Attorneys representing Facebook users said in an announcement Friday the proposed settlement marks the largest sum ever of a privacy class-action case in the U.S.
“This historic settlement will provide meaningful relief to the class in this complex and novel privacy case. We have reached this point only because our teams of lawyers and professionals have dedicated years of hard work to this case. We are also immensely thankful to the Court and the mediators,” Derek Loeser and Lesley Weaver, lead lawyers for the plaintiffs, said in a statement.
The settlement is subject to approval by a judge.
The case was initiated after news in early 2018 that British firm Cambridge Analytica harvested information from up to 87 million Facebook users, and expanded later to target Facebook’s data sharing practices more broadly.

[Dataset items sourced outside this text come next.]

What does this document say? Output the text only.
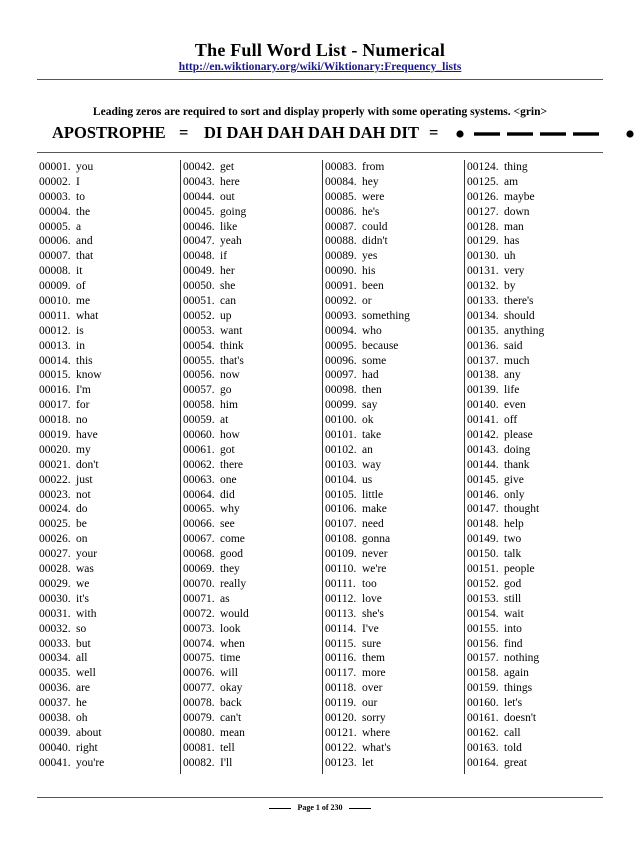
The Full Word List - Numerical
http://en.wiktionary.org/wiki/Wiktionary:Frequency_lists
Leading zeros are required to sort and display properly with some operating systems. <grin>
APOSTROPHE = DI DAH DAH DAH DAH DIT =
00001. you
00002. I
00003. to
00004. the
00005. a
00006. and
00007. that
00008. it
00009. of
00010. me
00011. what
00012. is
00013. in
00014. this
00015. know
00016. I'm
00017. for
00018. no
00019. have
00020. my
00021. don't
00022. just
00023. not
00024. do
00025. be
00026. on
00027. your
00028. was
00029. we
00030. it's
00031. with
00032. so
00033. but
00034. all
00035. well
00036. are
00037. he
00038. oh
00039. about
00040. right
00041. you're
00042. get
00043. here
00044. out
00045. going
00046. like
00047. yeah
00048. if
00049. her
00050. she
00051. can
00052. up
00053. want
00054. think
00055. that's
00056. now
00057. go
00058. him
00059. at
00060. how
00061. got
00062. there
00063. one
00064. did
00065. why
00066. see
00067. come
00068. good
00069. they
00070. really
00071. as
00072. would
00073. look
00074. when
00075. time
00076. will
00077. okay
00078. back
00079. can't
00080. mean
00081. tell
00082. I'll
00083. from
00084. hey
00085. were
00086. he's
00087. could
00088. didn't
00089. yes
00090. his
00091. been
00092. or
00093. something
00094. who
00095. because
00096. some
00097. had
00098. then
00099. say
00100. ok
00101. take
00102. an
00103. way
00104. us
00105. little
00106. make
00107. need
00108. gonna
00109. never
00110. we're
00111. too
00112. love
00113. she's
00114. I've
00115. sure
00116. them
00117. more
00118. over
00119. our
00120. sorry
00121. where
00122. what's
00123. let
00124. thing
00125. am
00126. maybe
00127. down
00128. man
00129. has
00130. uh
00131. very
00132. by
00133. there's
00134. should
00135. anything
00136. said
00137. much
00138. any
00139. life
00140. even
00141. off
00142. please
00143. doing
00144. thank
00145. give
00146. only
00147. thought
00148. help
00149. two
00150. talk
00151. people
00152. god
00153. still
00154. wait
00155. into
00156. find
00157. nothing
00158. again
00159. things
00160. let's
00161. doesn't
00162. call
00163. told
00164. great
Page 1 of 230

It claimed that the social media company granted third parties access to Facebook information without users’ consent and failed to adequately monitor that alleged access.
As part of the settlement, Meta did not admit to wrongdoing.
Meta spokesperson Dina Luce said the company pursued a settlement “as it’s in the best interest of our community and shareholders.”
“Over the last three years we revamped our approach to privacy and implemented a comprehensive privacy program. We look forward to continuing to build services people love and trust with privacy at the forefront,” Meta added.
The proposed settlement deal comes after Facebook paid $5 billion to settle a Federal Trade Commission (FTC) case over its handling of user data and the Cambridge Analytics scandal, and $100 million to the Securities and Exchange Commission (SEC) over charges about misleading investors based on the scandal.